An equivalent way to look at the concept of contiguity is to consider the possible underlying sequences. Considering only nodes 5, 7, 9, 10 and 11, there are two principal sets of underlying sequence compatible with the graph. The first is a single sequence, 5-7-9-10-9-11, which contains a repeated sequence in node 9. The second possibility is two separate sequences: a linear sequence of 5-7-9-11 and a circular sequence 9-10. In both of these cases, node 5 always occurs with nodes 7, 9 and 11, hence their classification as contiguous. Node 10 occurs with node 5 only in the first possibility, hence its classification as possibly contiguous.

Search depth

This is the maximum number of nodes on a search path. To keep calculation time reasonable, Bandage limits its search depth when performing contiguity determination. This value (default of 15) can be adjusted in the 'Contiguity colour scheme' section of the Bandage settings. Larger values can potentially find more distant contiguous nodes, at the cost of additional computation time.

Example application: gene context in a metagenome

One application for this functionality is to find the maximal amount of context (neighbouring sequence) for a gene in a metagenome. Using Bandage you can search for the gene of interest using BLAST (see BLAST searches) and use its node(s) as the starting nodes of a contiguity search.

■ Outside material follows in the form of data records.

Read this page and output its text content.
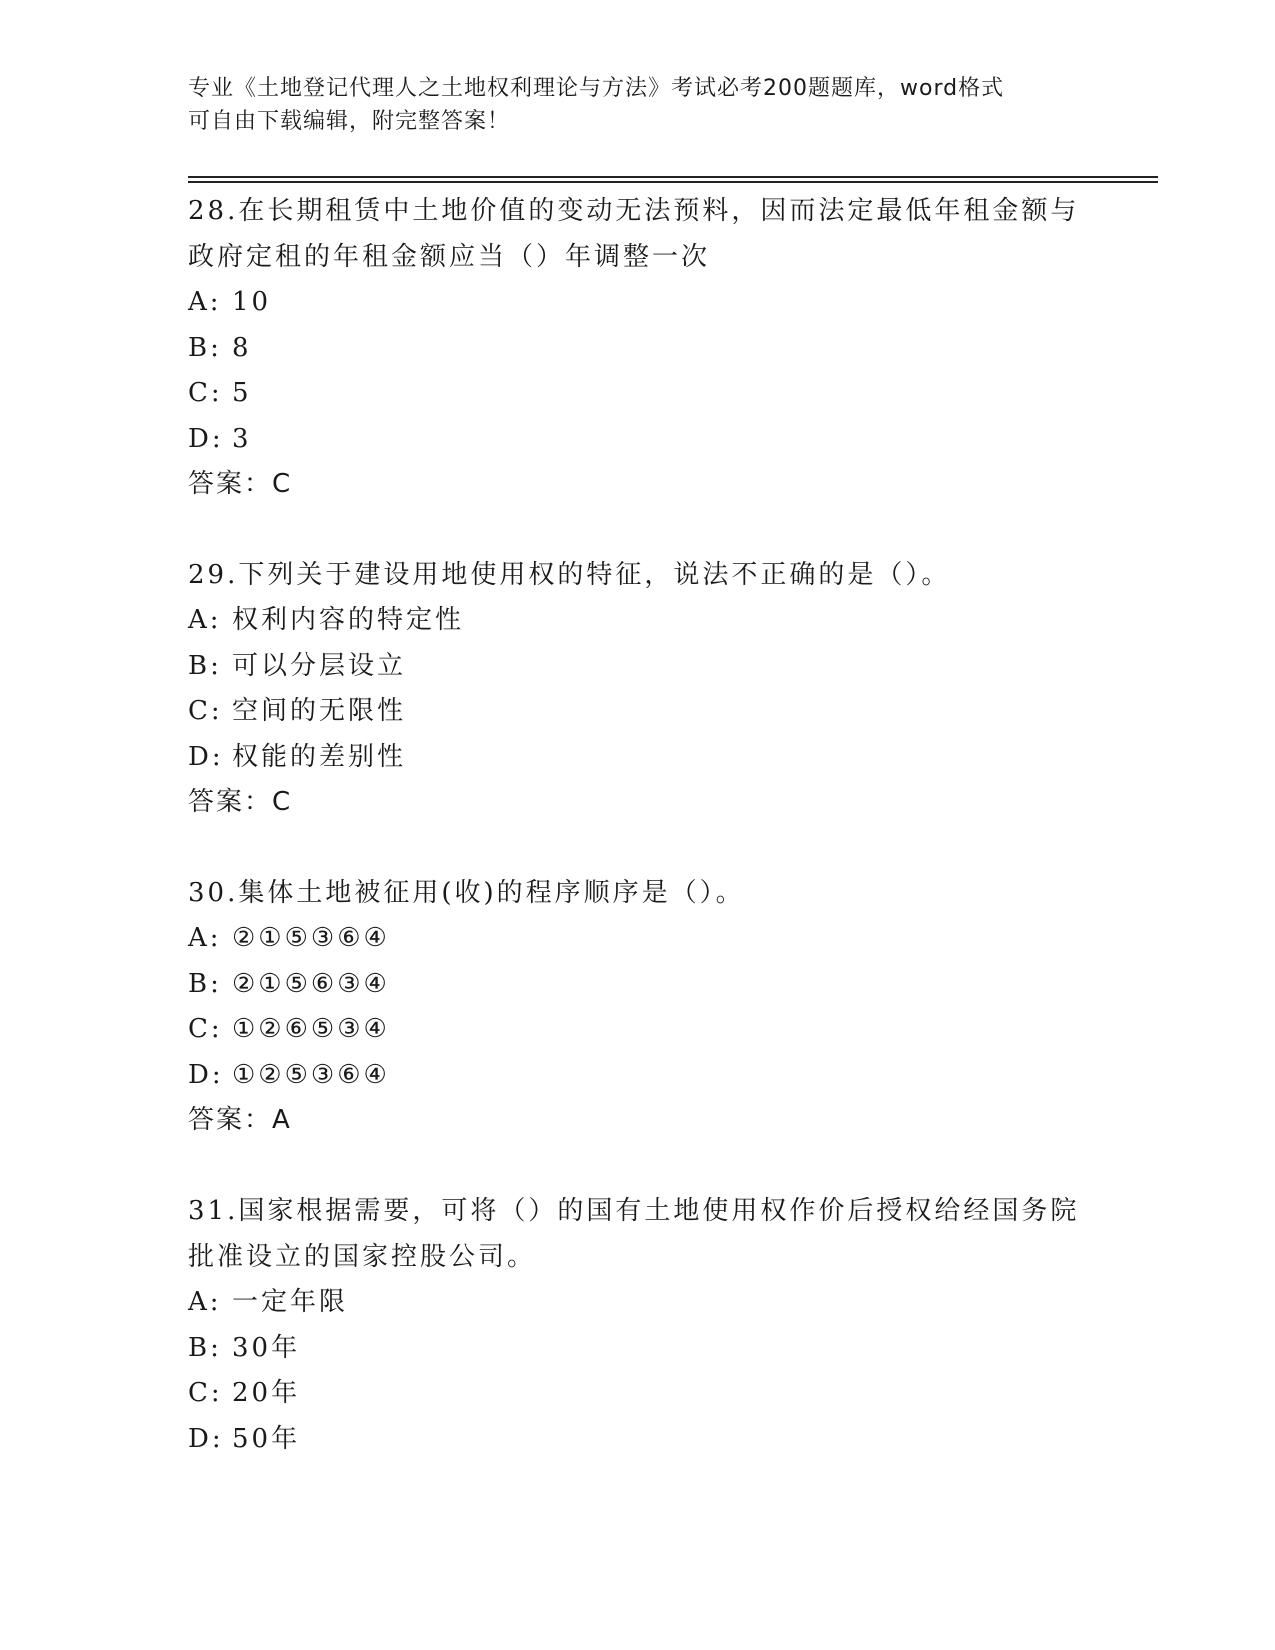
专业《土地登记代理人之土地权利理论与方法》考试必考200题题库，word格式
可自由下载编辑，附完整答案！
28.在长期租赁中土地价值的变动无法预料，因而法定最低年租金额与政府定租的年租金额应当（）年调整一次
A: 10
B: 8
C: 5
D: 3
答案：C
29.下列关于建设用地使用权的特征，说法不正确的是（）。
A: 权利内容的特定性
B: 可以分层设立
C: 空间的无限性
D: 权能的差别性
答案：C
30.集体土地被征用(收)的程序顺序是（）。
A: ②①⑤③⑥④
B: ②①⑤⑥③④
C: ①②⑥⑤③④
D: ①②⑤③⑥④
答案：A
31.国家根据需要，可将（）的国有土地使用权作价后授权给经国务院批准设立的国家控股公司。
A: 一定年限
B: 30年
C: 20年
D: 50年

The resulting contiguous nodes are the nodes which are likely to have come from the same piece(s) of DNA as the gene of interest, and as such may be useful in determining the taxonomy of the species which contain that gene.

Node selection

Under the 'Select' menu in Bandage, there is a submenu titled 'Select nodes based on contiguity'. This allows you to quickly select all nodes with a particular contiguity status – useful if you wish to save all contiguous nodes to file in a complex graph.